Researchers at The University of New Mexico hope a new open-source data sharing website will help bring scientists closer to effective diagnoses for psychiatric and neurological disorders.
The Patient Repository for EEG Data + Computational Tools (PRED+CT: www.predictsite.com) aims to use novel analyses of electroencephalographic (EEG) signals, or “brainwaves” in order to discover new patient biomarkers.
EEG recordings are particularly well-suited for this approach. EEG reflects the activities of large groups of interactive neurons, making them a uniquely insightful measure of brain function. Numerous candidate EEG biomarkers of different psychiatric and neurological diseases have already been advanced, but none have made it into the clinic yet.
“It’s difficult to achieve this goal,” said James Cavanagh, Assistant Professor in the Department of Psychology at UNM, “but not for the reasons you may think”. “Industry is solving phenomenally complex problems, and they’re doing it with the same machine learning algorithms we use here,” said Cavanagh. “Yet the reason that they’re so successful is that they have a ton, a ton, a ton of data. I realized that if we are going to succeed, we too need a ton of data: more than any single lab can provide”.
Along with Abdullah Mueen, an Assistant Professor in the Department of Computer Science, this work was funded by a grant from UNM’s Office of Vice President for Research. They used the grant to hire a couple of very smart undergrads at UNM (Chris Wu and Arthur Napolitano) who put the website together. PRED+CT allows anyone to upload or download data, speeding discovery.

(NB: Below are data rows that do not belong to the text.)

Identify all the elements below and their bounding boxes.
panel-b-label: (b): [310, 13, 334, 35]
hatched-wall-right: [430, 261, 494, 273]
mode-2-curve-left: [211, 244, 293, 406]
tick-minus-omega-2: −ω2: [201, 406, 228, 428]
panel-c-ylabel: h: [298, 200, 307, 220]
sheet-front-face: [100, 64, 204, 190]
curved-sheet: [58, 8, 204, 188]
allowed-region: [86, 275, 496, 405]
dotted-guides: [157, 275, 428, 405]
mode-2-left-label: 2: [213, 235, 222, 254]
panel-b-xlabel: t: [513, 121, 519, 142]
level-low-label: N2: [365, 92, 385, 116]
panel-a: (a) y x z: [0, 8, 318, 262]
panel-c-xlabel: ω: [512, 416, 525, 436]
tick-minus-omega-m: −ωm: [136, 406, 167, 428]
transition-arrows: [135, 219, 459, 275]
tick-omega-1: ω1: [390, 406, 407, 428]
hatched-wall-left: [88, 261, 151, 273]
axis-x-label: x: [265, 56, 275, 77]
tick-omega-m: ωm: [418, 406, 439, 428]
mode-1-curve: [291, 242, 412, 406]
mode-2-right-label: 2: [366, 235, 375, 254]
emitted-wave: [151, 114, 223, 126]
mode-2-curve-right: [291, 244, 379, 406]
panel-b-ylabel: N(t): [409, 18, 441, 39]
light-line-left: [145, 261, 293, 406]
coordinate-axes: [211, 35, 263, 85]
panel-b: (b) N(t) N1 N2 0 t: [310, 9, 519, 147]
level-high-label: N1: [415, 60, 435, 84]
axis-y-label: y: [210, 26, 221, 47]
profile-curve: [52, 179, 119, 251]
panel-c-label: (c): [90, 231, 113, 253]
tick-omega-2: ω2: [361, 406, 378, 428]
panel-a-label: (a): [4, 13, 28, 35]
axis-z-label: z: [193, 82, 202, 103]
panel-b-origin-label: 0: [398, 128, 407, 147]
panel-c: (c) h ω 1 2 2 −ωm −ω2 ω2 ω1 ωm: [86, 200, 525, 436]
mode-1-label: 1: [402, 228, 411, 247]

“You can download entire studies,” Cavanagh said. ”We also provide computational tools including pre-processing scripts, a lot of fancy high-level analysis and pattern classification machine learning scripts. We’re totally open source, totally free for anyone to download.” Cavanagh is also asking colleagues to submit their data as well.
Cavanagh and Mueen seeded the site with data and scripts from a recently published collaboration where they advanced a candidate biomarker for cognitive deficits in Parkinson’s disease, achieving 80 percent discriminability between groups. Maybe there’s a computer science student who’s got a brand new algorithm and is just looking to apply it to a dataset. Well, Cavanagh wants to have the red carpet rolled out for them. “Here’s the data; here’s the scripts; this is as good as I can do, but maybe someone else can do better,” Cavanagh said.
“I have a lot of faith this approach is going to have meaningful biomedical utility,” said Cavanagh. “The reason for that is because every major hospital in the world has a neurophysiological unit where they are already applying clinical grade EEGs to patients largely for epilepsy diagnosis and treatment monitoring. This approach aims to capitalize on this existing infrastructure with knowledge advancements”.
“The end goal,” Cavanagh added, “is highly-feasible. The whole bench-to-bedside implementation is extremely inexpensive, extremely fast, extremely easy, and with zero risk to patients. I think the promise is there, we just needed the initiative.”